Entre fresque historique sur toute l’histoire de l’Allemagne du 20e siècle, chronique d’une dérive intime, animation queer euphorisante et film de monstres hors norme, cette sixième journée cannoise a été pour le moins éclectique, avec des avis tranchés !
Présenté à Cannes Première, Le Bois de Klara est une très belle histoire qui raconte celle d’une parcelle située près de Berlin, où il y a un bois, et dont hérite une jeune fille. Celle-ci se suicide. Le bois va être scindé en deux parcelles et, à travers la destinée des voisins qui forment trois familles, l’on va suivre l’histoire de l’Allemagne des années 1930 aux années 1970. C’est un très beau film, avec des images maîtrisées, un scénario très léché et de belles histoires de femmes, incarnées par Martina Gedeck, Angela Winkler et Susanne Wolff, qui portent chaque épisode. On y voit la montée du nazisme avec une famille juive et une famille sympathisante du régime nazi. La famille juive disparaît et sa parcelle va être abandonnée ; on voit la fin du nazisme, la montée du communisme. C’est beau, un autre beau Schlöndorff, mais c’est à la fois assez conventionnel.

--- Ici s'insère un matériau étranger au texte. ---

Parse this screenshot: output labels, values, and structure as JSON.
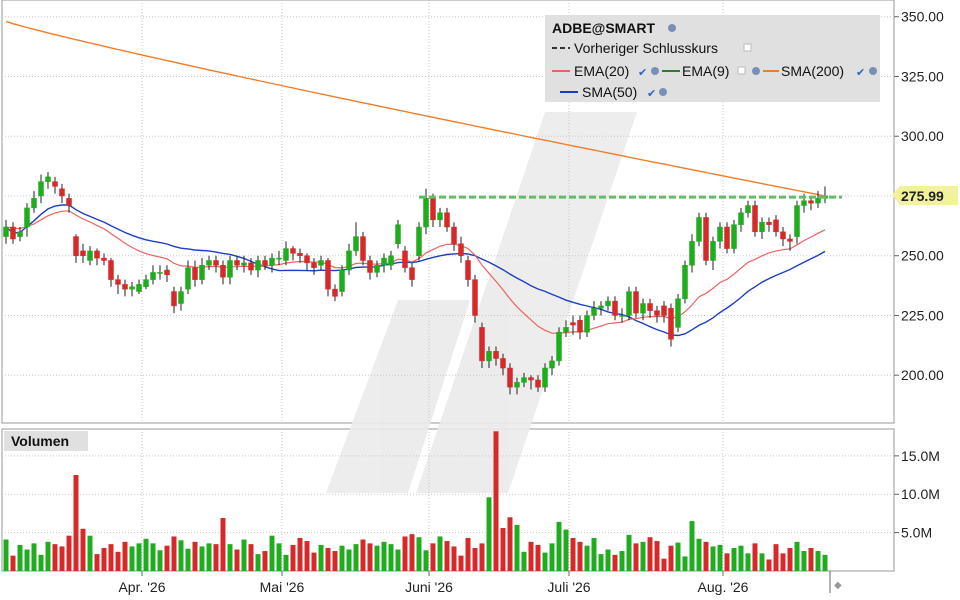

Malgré la magnifique robe lie-de-vin d’Adèle Exarchopoulos et les émotions que nous ont procurées les films précédents de Jeanne Herry, Garance, en compétition officielle, n’a pas été concluant. Le problème de ce film, et d’une manière générale de certains films dans la sélection française, c’est une incapacité à sortir du réel et du quotidien. En l’occurrence, c’est l’histoire d’une jeune actrice alcoolique incarnée par Adèle Exarchopoulos, dont on suit la spirale sentimentale et professionnelle sur huit ans. Elle est éjectée des projets au fur et à mesure alors qu’elle est en plein déni par rapport à son état. Elle dit qu’elle est capable de gérer son alcoolisme. Tout ça est très intéressant, mais on a l’impression que si le problème est là, au fond, c’est un problème absolument fondamental que le traitement cinématographique ne résout pas. Le cinéma n’est ici qu’une œuvre de situation qui propose un regard purement clinique. Le film est illuminé par la présence d’Anna Girardot, mais cela ne suffit pas. On se lasse de voir Adèle Exarchopoulos descendre des verres et on s’épuise à la voir se poser les mêmes questions.
La journée a fini par un animé projeté en séance de minuit. Jim Queen, c’est le dessin animé revendicatif gay/gai dans tous les sens du terme. C’était très drôle et cela a mis la salle dans une certaine euphorie. Le pitch ? Jim, icône de la scène gay parisienne, contracte l’Hétérose, un virus qui transforme les hommes gays en hétérosexuels, et tout le monde lui tourne le dos — sauf Lucien, son dernier follower. Le film utilise tous les ressorts de la communauté gay, notamment le manque de bienveillance qui y règne. C’est très mignon, plein de références à l’actualité (on y croise aussi bien Lady Gaga que des drag queens, il y a un lip sync en direct, et l’on croise une ministre réactionnaire qui ressemble fort à Christine Boutin), et ces clins d’œil en série mettent tout le monde de bonne humeur. Une fin de journée sous le signe de la fierté gay. On peut créditer au générique la présence de Philippe Katerine et de François Sagat, qui élèvent encore le film.
Avec près de 2h40 de genre « monstres », l’un des grands chocs de cette édition cannoise est Hope, le nouveau film-fleuve du cinéaste coréen Na Hong-jin, présenté en compétition officielle au Festival de Cannes. Un film qui déploie un rythme effréné et une énergie presque inépuisable. Dans un petit village isolé, déjà fragilisé par les incendies et la coupure des communications, l’irruption de créatures monstrueuses provoque une panique générale. Très vite, la survie collective repose sur une galerie de personnages aussi dépassés qu’improbables : policiers maladroits, habitants paniqués, chasseurs improvisés… Les hommes sont franchement à la ramasse et seule une femme semble pouvoir faire face à la situation. Le film réussit à mêler le chaos permanent des attaques de monstres à une comédie assez cocasse. À la fois blockbuster et film d’auteur, cet opus porté par Hwang Jung-min, Michael Fassbender et Alicia Vikander a reçu une ovation de sept minutes à Cannes et s’impose déjà comme l’un des titres les plus commentés du Festival. Malgré son genre très particulier, Hope pourrait bien créer la surprise au palmarès.